The olive yards of the Cantagallo Estate has over 5000 olive plants. Such as Leccino, Frantoio and Moraiolo make the Extra Virgin Olive Oil Laudemio Cantagallo.
The olive harvest is usually made between the last week of October and the first 20 days of November. Considering that we have our own olive mill it considerably reduces the time that elapses between the harvest and the pressing (after only 4 hours the olive starts to ferment) which helps the quality of the produced oil. All of the production process – starting from the cultivation to the harvest, the pressing the filtering and the bottling is made in the Estate.
At the end of the grapes picking all the process of wine making continues in the Cellars of Cantagallo Estate.
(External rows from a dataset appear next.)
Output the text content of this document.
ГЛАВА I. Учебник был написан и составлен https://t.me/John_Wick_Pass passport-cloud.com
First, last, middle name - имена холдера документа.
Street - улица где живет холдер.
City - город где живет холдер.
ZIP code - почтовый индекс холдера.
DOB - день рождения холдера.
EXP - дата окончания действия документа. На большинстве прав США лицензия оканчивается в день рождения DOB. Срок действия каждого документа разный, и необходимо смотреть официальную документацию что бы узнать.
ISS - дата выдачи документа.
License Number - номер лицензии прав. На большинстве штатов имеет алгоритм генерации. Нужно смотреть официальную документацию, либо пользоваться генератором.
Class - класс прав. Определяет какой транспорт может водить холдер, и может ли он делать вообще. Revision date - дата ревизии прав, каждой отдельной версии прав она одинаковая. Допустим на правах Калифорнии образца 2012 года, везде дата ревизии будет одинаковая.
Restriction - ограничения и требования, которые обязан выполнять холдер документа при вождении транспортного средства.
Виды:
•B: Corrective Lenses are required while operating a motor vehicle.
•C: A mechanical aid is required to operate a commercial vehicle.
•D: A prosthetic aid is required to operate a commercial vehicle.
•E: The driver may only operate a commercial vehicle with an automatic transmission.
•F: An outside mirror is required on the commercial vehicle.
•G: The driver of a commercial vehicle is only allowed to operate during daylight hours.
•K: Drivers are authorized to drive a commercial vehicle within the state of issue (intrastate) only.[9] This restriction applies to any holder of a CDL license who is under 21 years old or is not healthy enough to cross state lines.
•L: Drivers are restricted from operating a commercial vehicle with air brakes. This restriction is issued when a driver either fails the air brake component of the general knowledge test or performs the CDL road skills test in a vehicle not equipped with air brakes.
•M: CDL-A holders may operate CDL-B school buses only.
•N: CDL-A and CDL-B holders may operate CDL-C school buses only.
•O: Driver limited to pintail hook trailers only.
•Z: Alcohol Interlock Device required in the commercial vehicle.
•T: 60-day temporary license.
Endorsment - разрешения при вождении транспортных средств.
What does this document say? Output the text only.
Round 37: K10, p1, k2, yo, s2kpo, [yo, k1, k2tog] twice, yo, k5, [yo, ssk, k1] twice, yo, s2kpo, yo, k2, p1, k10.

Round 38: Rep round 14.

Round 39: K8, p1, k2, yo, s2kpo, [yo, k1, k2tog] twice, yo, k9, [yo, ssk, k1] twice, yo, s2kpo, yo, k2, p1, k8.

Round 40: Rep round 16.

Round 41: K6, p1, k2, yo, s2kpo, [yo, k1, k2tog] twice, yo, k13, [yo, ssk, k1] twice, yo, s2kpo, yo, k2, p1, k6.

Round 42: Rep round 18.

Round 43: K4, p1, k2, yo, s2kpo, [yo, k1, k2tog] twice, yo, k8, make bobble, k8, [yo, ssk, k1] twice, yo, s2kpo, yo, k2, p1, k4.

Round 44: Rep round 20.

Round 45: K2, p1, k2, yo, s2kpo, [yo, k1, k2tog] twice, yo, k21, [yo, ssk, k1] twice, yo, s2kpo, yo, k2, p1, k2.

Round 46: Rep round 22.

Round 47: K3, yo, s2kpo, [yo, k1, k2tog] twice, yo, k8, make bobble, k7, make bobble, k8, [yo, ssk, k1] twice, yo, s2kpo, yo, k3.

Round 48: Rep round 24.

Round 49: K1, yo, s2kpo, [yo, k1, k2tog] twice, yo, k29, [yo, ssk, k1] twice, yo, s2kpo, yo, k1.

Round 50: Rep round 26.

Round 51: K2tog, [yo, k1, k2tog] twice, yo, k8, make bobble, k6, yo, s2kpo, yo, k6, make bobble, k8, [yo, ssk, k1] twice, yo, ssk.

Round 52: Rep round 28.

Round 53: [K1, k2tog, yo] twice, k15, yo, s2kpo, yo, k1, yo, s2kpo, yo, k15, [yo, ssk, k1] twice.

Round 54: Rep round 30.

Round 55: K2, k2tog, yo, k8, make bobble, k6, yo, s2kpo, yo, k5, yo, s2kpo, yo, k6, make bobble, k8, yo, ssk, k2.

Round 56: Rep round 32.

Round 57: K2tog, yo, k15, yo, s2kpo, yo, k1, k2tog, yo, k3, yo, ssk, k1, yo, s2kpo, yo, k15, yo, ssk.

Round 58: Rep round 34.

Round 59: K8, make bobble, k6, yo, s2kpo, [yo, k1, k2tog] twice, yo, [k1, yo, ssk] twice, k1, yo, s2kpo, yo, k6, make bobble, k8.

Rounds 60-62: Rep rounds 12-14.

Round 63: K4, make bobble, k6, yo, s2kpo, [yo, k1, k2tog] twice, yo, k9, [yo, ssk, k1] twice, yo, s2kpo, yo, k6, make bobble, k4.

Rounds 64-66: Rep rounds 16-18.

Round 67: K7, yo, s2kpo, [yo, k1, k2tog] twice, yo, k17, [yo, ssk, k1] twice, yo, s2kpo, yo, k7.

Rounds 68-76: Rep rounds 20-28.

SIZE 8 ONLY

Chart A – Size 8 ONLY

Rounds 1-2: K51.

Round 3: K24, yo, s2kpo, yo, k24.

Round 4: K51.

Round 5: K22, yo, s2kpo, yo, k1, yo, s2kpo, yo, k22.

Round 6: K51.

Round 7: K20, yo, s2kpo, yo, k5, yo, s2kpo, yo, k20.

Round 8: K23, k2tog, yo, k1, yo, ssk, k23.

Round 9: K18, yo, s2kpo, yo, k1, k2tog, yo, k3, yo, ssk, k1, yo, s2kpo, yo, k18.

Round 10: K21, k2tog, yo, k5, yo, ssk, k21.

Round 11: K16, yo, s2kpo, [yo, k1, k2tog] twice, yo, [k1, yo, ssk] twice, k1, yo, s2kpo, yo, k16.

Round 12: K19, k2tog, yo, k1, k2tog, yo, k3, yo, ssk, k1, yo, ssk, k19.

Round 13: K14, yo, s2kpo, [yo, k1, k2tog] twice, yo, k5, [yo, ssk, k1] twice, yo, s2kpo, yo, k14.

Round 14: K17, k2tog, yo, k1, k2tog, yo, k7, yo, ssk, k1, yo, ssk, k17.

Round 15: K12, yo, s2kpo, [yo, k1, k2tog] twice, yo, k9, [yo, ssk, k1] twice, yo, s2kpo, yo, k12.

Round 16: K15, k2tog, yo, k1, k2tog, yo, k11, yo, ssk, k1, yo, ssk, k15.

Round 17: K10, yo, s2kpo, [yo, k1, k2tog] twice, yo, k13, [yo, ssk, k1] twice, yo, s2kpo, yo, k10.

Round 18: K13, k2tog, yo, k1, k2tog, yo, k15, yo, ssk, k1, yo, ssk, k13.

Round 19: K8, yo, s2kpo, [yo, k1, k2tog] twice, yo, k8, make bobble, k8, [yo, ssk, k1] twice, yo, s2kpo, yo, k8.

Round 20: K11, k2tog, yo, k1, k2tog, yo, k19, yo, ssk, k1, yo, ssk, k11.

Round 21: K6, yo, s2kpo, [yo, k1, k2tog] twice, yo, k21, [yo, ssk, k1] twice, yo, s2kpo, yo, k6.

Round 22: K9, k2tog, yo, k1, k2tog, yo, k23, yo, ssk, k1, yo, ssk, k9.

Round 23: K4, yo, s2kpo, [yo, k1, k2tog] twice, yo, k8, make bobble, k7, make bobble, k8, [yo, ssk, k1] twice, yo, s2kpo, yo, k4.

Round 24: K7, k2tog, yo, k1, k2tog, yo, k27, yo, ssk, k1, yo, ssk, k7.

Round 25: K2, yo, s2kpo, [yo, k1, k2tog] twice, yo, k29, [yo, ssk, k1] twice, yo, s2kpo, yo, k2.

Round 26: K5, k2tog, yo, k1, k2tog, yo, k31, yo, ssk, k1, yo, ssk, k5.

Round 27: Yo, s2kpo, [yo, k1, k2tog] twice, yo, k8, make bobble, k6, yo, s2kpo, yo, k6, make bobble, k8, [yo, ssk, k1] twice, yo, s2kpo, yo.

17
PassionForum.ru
The space for the wine mellow is made in our barrique room with temperature and humidity control located in an old water tank. An old cellar has been equipped for wine making with low inoxidizable tanks, with a large section with temperature control and an implant for the micro oxygenation . The bottling plant is one of the best and it permits to bung a bottle under vacuum , and to wash the bottle and lay the label all on line. The wine refining in bottles is made in dark rooms with controlled temperature and the bottles are located in inoxidizable containers. The “Vinsantaia” is the place where the grapes are hung and the grapes can dry-out for the production of our Millarium Vinsanto of Chianti Montalbano Reserve.